Palindrome is a string which reads the same from both right to left and left to right. Formally, a string $s_1s_2...s_n$ of length $n$ is a palindrome if $s_i = s_{n-i+1}$, for all $i \leq \frac{n}{2}$.
Example: $a$, $aa$, $aba$, $cdadc$ are palindromes. But $ab$, $abb$, $cdbc$ are not palindromes.
Now let's define Wavio Palindrome. Palindromic string of length $n$ is a Wavio Palindrome if its prefix of length ⌈$\frac{n}{2}$⌉ is also a palindrome.
Example: $aaa$, $ababa$, $abaaba$ are Wavio Palindromes.

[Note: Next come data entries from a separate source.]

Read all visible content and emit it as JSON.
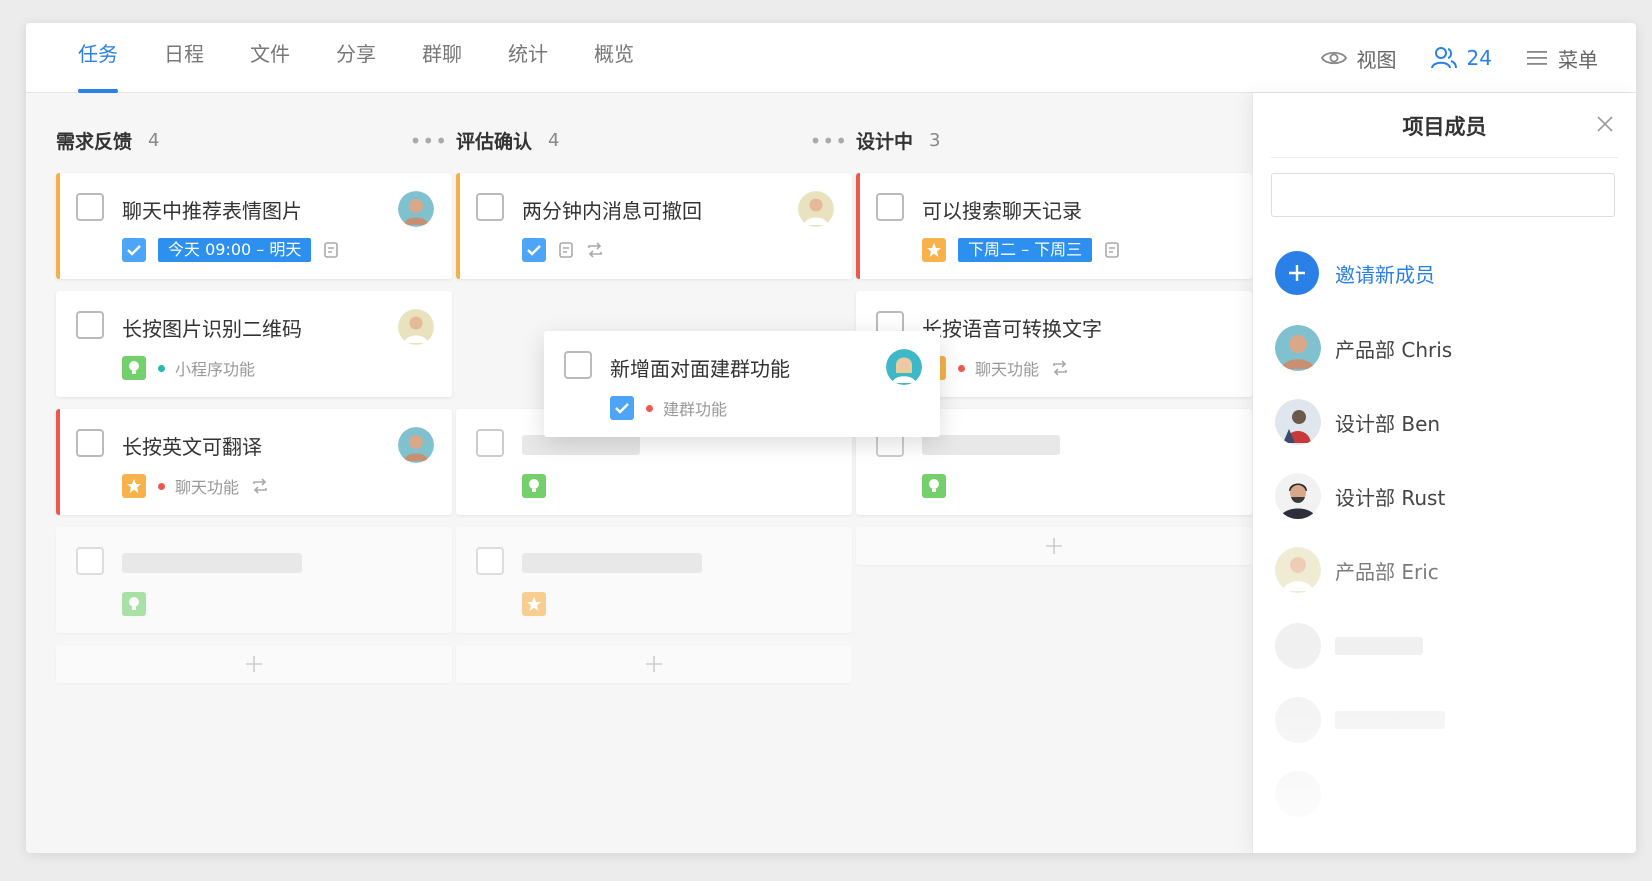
{
  "tabs": [
    {
      "label": "任务",
      "active": true
    },
    {
      "label": "日程"
    },
    {
      "label": "文件"
    },
    {
      "label": "分享"
    },
    {
      "label": "群聊"
    },
    {
      "label": "统计"
    },
    {
      "label": "概览"
    }
  ],
  "toolbar": {
    "view_label": "视图",
    "members_count": "24",
    "menu_label": "菜单",
    "view_icon": "eye-icon",
    "members_icon": "users-icon",
    "menu_icon": "hamburger-icon"
  },
  "colors": {
    "accent": "#2a80e6",
    "priority_orange": "#f6b04b",
    "priority_red": "#ec5a4f",
    "tag_teal": "#27b9b0"
  },
  "columns": [
    {
      "title": "需求反馈",
      "count": "4",
      "cards": [
        {
          "title": "聊天中推荐表情图片",
          "date": "今天 09:00 – 明天"
        },
        {
          "title": "长按图片识别二维码",
          "tag": "小程序功能"
        },
        {
          "title": "长按英文可翻译",
          "tag": "聊天功能"
        }
      ]
    },
    {
      "title": "评估确认",
      "count": "4",
      "cards": [
        {
          "title": "两分钟内消息可撤回"
        }
      ]
    },
    {
      "title": "设计中",
      "count": "3",
      "cards": [
        {
          "title": "可以搜索聊天记录",
          "date": "下周二 – 下周三"
        },
        {
          "title": "长按语音可转换文字",
          "tag": "聊天功能"
        }
      ]
    }
  ],
  "dragging_card": {
    "title": "新增面对面建群功能",
    "tag": "建群功能"
  },
  "panel": {
    "title": "项目成员",
    "invite_label": "邀请新成员",
    "members": [
      {
        "name": "产品部 Chris"
      },
      {
        "name": "设计部 Ben"
      },
      {
        "name": "设计部 Rust"
      },
      {
        "name": "产品部 Eric"
      }
    ]
  }
}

But $abba$, $abbba$ are not.
Given a string of length $l$, you have to count the number of palindromic substring of the given string having length greater than 2 and which is also a Wavio Palindrome. If any Wavio Palindromic substring occurs more than once in the given string, all its occurrences should be counted.
The first line is the number of test cases $T$. The first line of each test case contains an integer $l$, length of the input string. The next line of the test case is the input string $S$ of length $l$. It will consist of only lowercase English alphabet.
For each test case, print a line in the form "Case x: y" where $x$ is the case number and $y$ is the number of Wavio Palindromic substring in the input string.
Input | Output |
---|---|
3 4 aaaa 8 abaabaaa 4 abab | Case 1: 3 Case 2: 2 Case 3: 0 |